Last night on the way home from work I was listening to Fresh Air, to Terry Gross interview Carlos Eire about his new memoir. Terry was talking to Eire about how he became a historian and about his studies of religious iconography. All my thinking about the importance of history, about education, about the humanities gelled when he said:

"You know, symbols encode, deep deep truths and allow us to perceive them in a non-rational way. And by non-rational, I don't mean irrational. I actually mean that these symbols speak to us at a level that is deeper, and affects us and shapes our personality much more than any logical discourse could. You know, the United States is a very symbolically impoverished culture. So most Americans have trouble understanding symbols and how symbols affect them. But people who are in advertising have it all figured out."

Especially the part about the US being a symbolically impoverished culture.
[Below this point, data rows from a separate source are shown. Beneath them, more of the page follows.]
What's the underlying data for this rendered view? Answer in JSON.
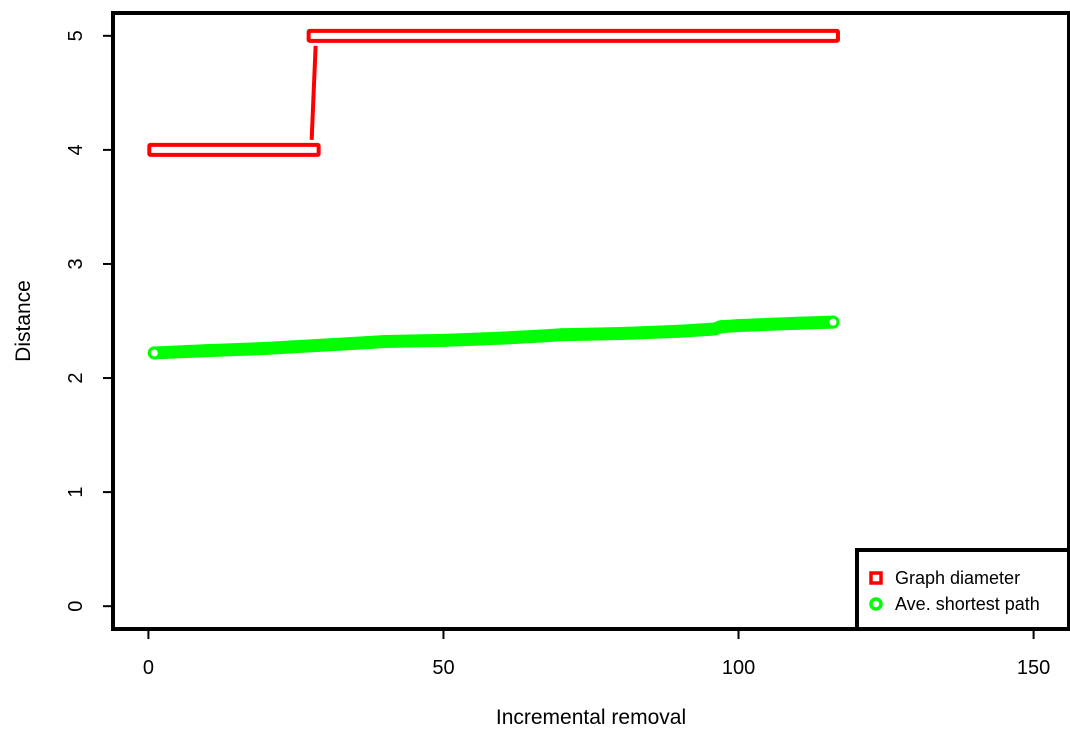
{
  "chart_data": {
    "type": "scatter",
    "title": "",
    "xlabel": "Incremental removal",
    "ylabel": "Distance",
    "xlim": [
      -6,
      156
    ],
    "ylim": [
      -0.2,
      5.2
    ],
    "xticks": [
      0,
      50,
      100,
      150
    ],
    "yticks": [
      0,
      1,
      2,
      3,
      4,
      5
    ],
    "grid": false,
    "legend": {
      "position": "bottom-right"
    },
    "series": [
      {
        "name": "Graph diameter",
        "color": "#ff0000",
        "marker": "square",
        "segments": [
          {
            "x": [
              1,
              28
            ],
            "y": [
              4,
              4
            ]
          },
          {
            "x": [
              28,
              116
            ],
            "y": [
              5,
              5
            ]
          }
        ]
      },
      {
        "name": "Ave. shortest path",
        "color": "#00ff00",
        "marker": "circle",
        "x": [
          1,
          10,
          20,
          30,
          37,
          40,
          50,
          60,
          67,
          70,
          80,
          90,
          96,
          97,
          100,
          110,
          116
        ],
        "y": [
          2.22,
          2.24,
          2.26,
          2.29,
          2.31,
          2.32,
          2.33,
          2.35,
          2.37,
          2.38,
          2.39,
          2.41,
          2.43,
          2.45,
          2.46,
          2.48,
          2.49
        ]
      }
    ]
  }
}
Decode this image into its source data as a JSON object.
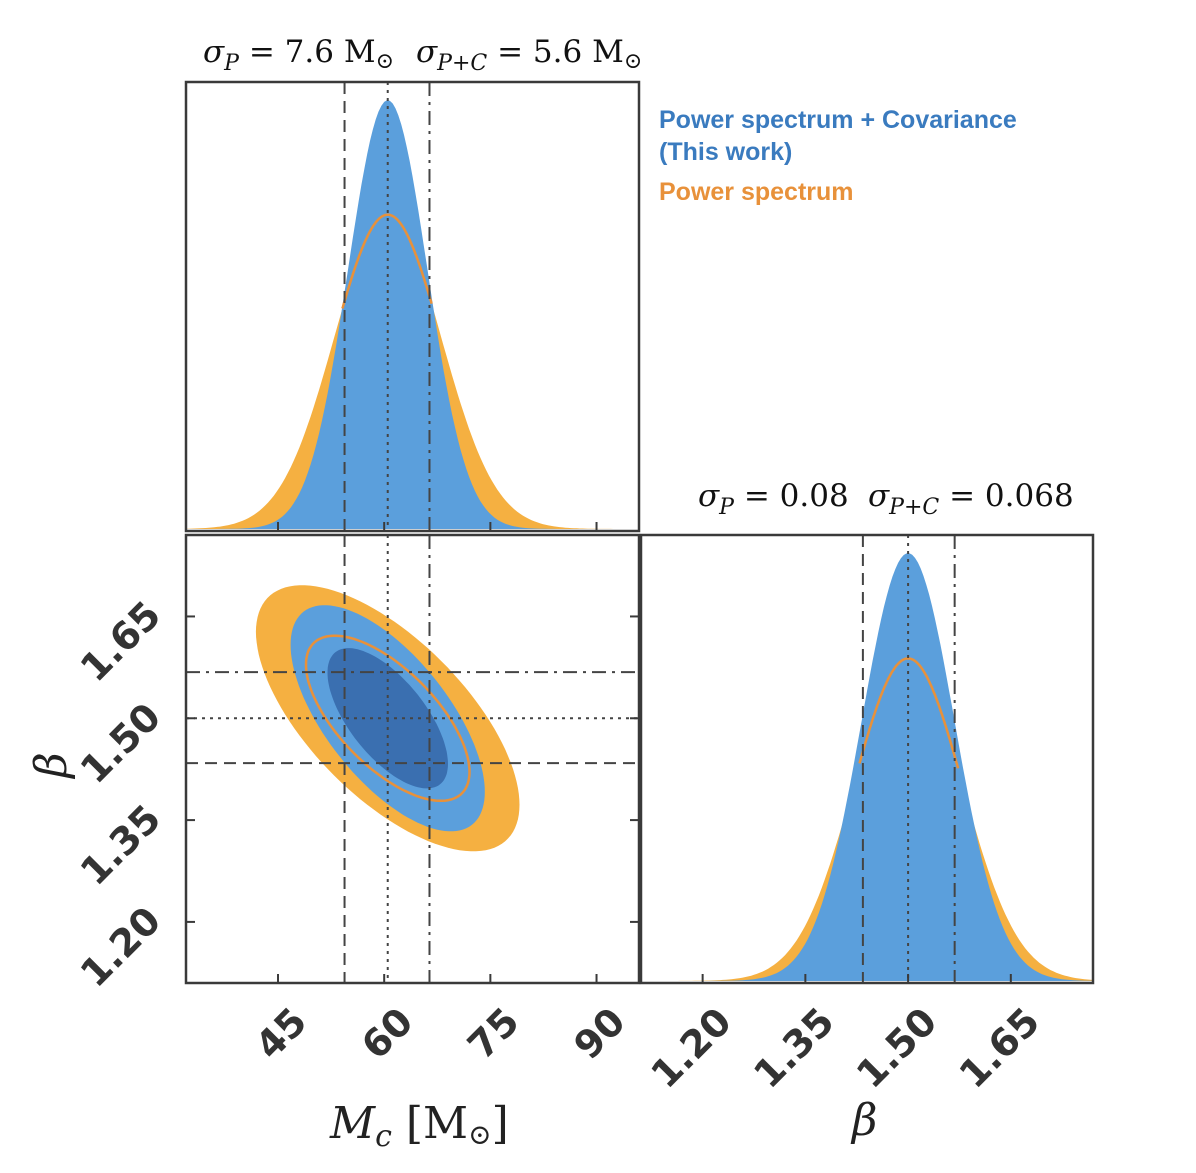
{
  "chart_data": {
    "type": "corner",
    "colors": {
      "combined": "#5b9fdc",
      "combined_dark": "#3a6fb0",
      "power": "#f5b041",
      "power_line": "#e8913a",
      "lines": "#444444"
    },
    "legend": [
      {
        "label": "Power spectrum + Covariance",
        "color": "#3a7bbf"
      },
      {
        "label": "(This work)",
        "color": "#3a7bbf"
      },
      {
        "label": "Power spectrum",
        "color": "#e8913a"
      }
    ],
    "params": {
      "Mc": {
        "label": "Mc [M⊙]",
        "range": [
          32,
          96
        ],
        "ticks": [
          "45",
          "60",
          "75",
          "90"
        ],
        "tick_values": [
          45,
          60,
          75,
          90
        ],
        "mean": 60.5,
        "sigma_P": 7.6,
        "sigma_PC": 5.6
      },
      "beta": {
        "label": "β",
        "range": [
          1.11,
          1.77
        ],
        "ticks": [
          "1.20",
          "1.35",
          "1.50",
          "1.65"
        ],
        "tick_values": [
          1.2,
          1.35,
          1.5,
          1.65
        ],
        "mean": 1.5,
        "sigma_P": 0.08,
        "sigma_PC": 0.068
      }
    },
    "vlines_Mc": {
      "dashed": 54.4,
      "dotted": 60.5,
      "dashdot": 66.4
    },
    "vlines_beta": {
      "dashed": 1.434,
      "dotted": 1.5,
      "dashdot": 1.568
    },
    "hlines_beta": {
      "dashed": 1.434,
      "dotted": 1.5,
      "dashdot": 1.568
    },
    "correlation": -0.65,
    "annotations": {
      "top": {
        "sigma_P": "σP = 7.6 M⊙",
        "sigma_PC": "σP+C = 5.6 M⊙"
      },
      "right": {
        "sigma_P": "σP = 0.08",
        "sigma_PC": "σP+C = 0.068"
      }
    },
    "xlabels": [
      "Mc [M⊙]",
      "β"
    ],
    "ylabel": "β"
  },
  "labels": {
    "top_sigma_p_sym": "σ",
    "top_sigma_p_sub": "P",
    "top_sigma_p_val": " = 7.6 M",
    "top_sigma_p_sun": "⊙",
    "top_sigma_pc_sym": "σ",
    "top_sigma_pc_sub": "P+C",
    "top_sigma_pc_val": " = 5.6 M",
    "top_sigma_pc_sun": "⊙",
    "right_sigma_p_sym": "σ",
    "right_sigma_p_sub": "P",
    "right_sigma_p_val": " = 0.08",
    "right_sigma_pc_sym": "σ",
    "right_sigma_pc_sub": "P+C",
    "right_sigma_pc_val": " = 0.068",
    "xlabel_mc_main": "M",
    "xlabel_mc_sub": "c",
    "xlabel_mc_unit": " [M",
    "xlabel_mc_sun": "⊙",
    "xlabel_mc_close": "]",
    "xlabel_beta": "β",
    "ylabel_beta": "β"
  }
}
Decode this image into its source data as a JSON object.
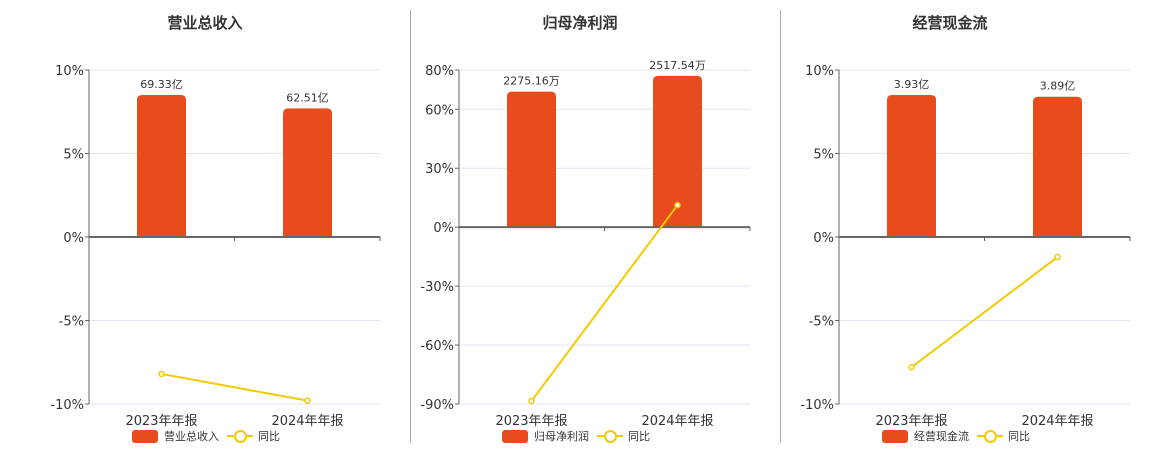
{
  "colors": {
    "bar": "#e84c1c",
    "line": "#f5c900",
    "grid": "#dfe4ee",
    "axis": "#666666"
  },
  "chart_data": [
    {
      "type": "bar+line",
      "title": "营业总收入",
      "categories": [
        "2023年年报",
        "2024年年报"
      ],
      "series": [
        {
          "name": "营业总收入",
          "type": "bar",
          "values": [
            8.5,
            7.7
          ],
          "labels": [
            "69.33亿",
            "62.51亿"
          ]
        },
        {
          "name": "同比",
          "type": "line",
          "values": [
            -8.2,
            -9.8
          ]
        }
      ],
      "yticks": [
        "10%",
        "5%",
        "0%",
        "-5%",
        "-10%"
      ],
      "ylim": [
        -10,
        10
      ],
      "grid": true,
      "legend_position": "bottom"
    },
    {
      "type": "bar+line",
      "title": "归母净利润",
      "categories": [
        "2023年年报",
        "2024年年报"
      ],
      "series": [
        {
          "name": "归母净利润",
          "type": "bar",
          "values": [
            69,
            77
          ],
          "labels": [
            "2275.16万",
            "2517.54万"
          ]
        },
        {
          "name": "同比",
          "type": "line",
          "values": [
            -88.5,
            11.2
          ]
        }
      ],
      "yticks": [
        "80%",
        "60%",
        "30%",
        "0%",
        "-30%",
        "-60%",
        "-90%"
      ],
      "ylim": [
        -90,
        80
      ],
      "grid": true,
      "legend_position": "bottom"
    },
    {
      "type": "bar+line",
      "title": "经营现金流",
      "categories": [
        "2023年年报",
        "2024年年报"
      ],
      "series": [
        {
          "name": "经营现金流",
          "type": "bar",
          "values": [
            8.5,
            8.4
          ],
          "labels": [
            "3.93亿",
            "3.89亿"
          ]
        },
        {
          "name": "同比",
          "type": "line",
          "values": [
            -7.8,
            -1.2
          ]
        }
      ],
      "yticks": [
        "10%",
        "5%",
        "0%",
        "-5%",
        "-10%"
      ],
      "ylim": [
        -10,
        10
      ],
      "grid": true,
      "legend_position": "bottom"
    }
  ],
  "legend": {
    "line_label": "同比"
  }
}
To me it was the same as saying we are a historically impoverished culture, because the history that we claim as ours only goes back a couple hundred years. I’m sure Eire might explain it differently, but to me a symbol is anything that one can draw meaning from, and I look for meaning in everything! I find meaning by looking at history, and not just American history, not just European history.

Because I am asking why and am actively searching for meaning and because I think others out there might be too; that is why I spend so much of my time on Living History. Sure, there is the escapism, and the social circle, but I could get the escapism from novels, and the social circle from any number of other geeky pastimes. I’ve talked here on the blog about the fact that I do living history in order to educate myself and educate others, but I don’t think I’ve answered completely the question: why is education important? There are so many answers to that one, but the important one to me, the one that I think might need to be pointed out to those making important budgetary decisions, is that history helps bring meaning to our lives and helps us answer the whys we might encounter in our daily lives.